The Armenian language itself creates a few obstacles for the learning process of this particular language. For instance, as the language of teaching for all subjects (Language for Education), as an independent subject of learning (Language in Education and Language as Subject) and for mastering Armenian secondary school examination (through written tests). Each of these target systems requires special techniques and teaching strategies.
Certainly, in the course of studying languages, there are objective difficulties for typical Armenian students. Quite substantially the specificity of the Armenian language has to be taken into account. The Armenian language belongs to the Indo-European family, but is an agglutinative language, revealing at the same time an extensive system of inflections and analytical structures.

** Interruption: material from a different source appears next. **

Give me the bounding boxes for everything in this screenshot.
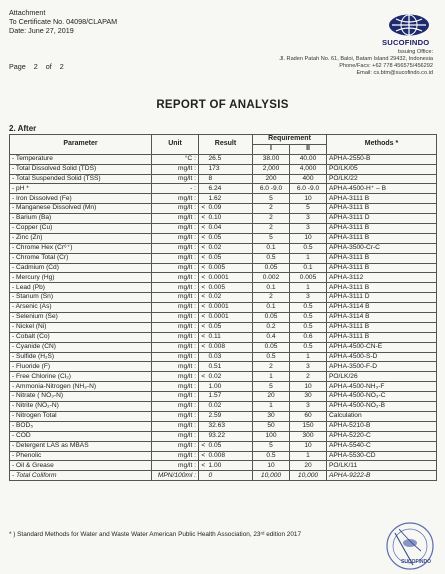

In the process of teaching, difficulties arise related to the laws of interference of the spoken language. One of the main problems is that interference signals are common mistakes among all students. All teachers note the difficulties arising due to lack of generic differentiation in the Armenian language, which negatively affects the introduction and consolidation of personal and possessive pronouns interfaced with the category of gender (like he/she/it and his/hers/its).
To overcome unwanted interference in different groups (beginners and advanced), teachers practice different strategies and techniques for advanced groups
Advanced groups have the advantage not only in terms of increasing the volume of knowledge, but also a wide use of the acquired language experience.
Later, in connection with the expansion of knowledge of other languages like Russian, interfering phenomena may be explained with support of the language.
In the latter case, the technology works well "extra explanation", namely return to the previously passed phenomena and their presentation and explanation on the new, higher bilingual level.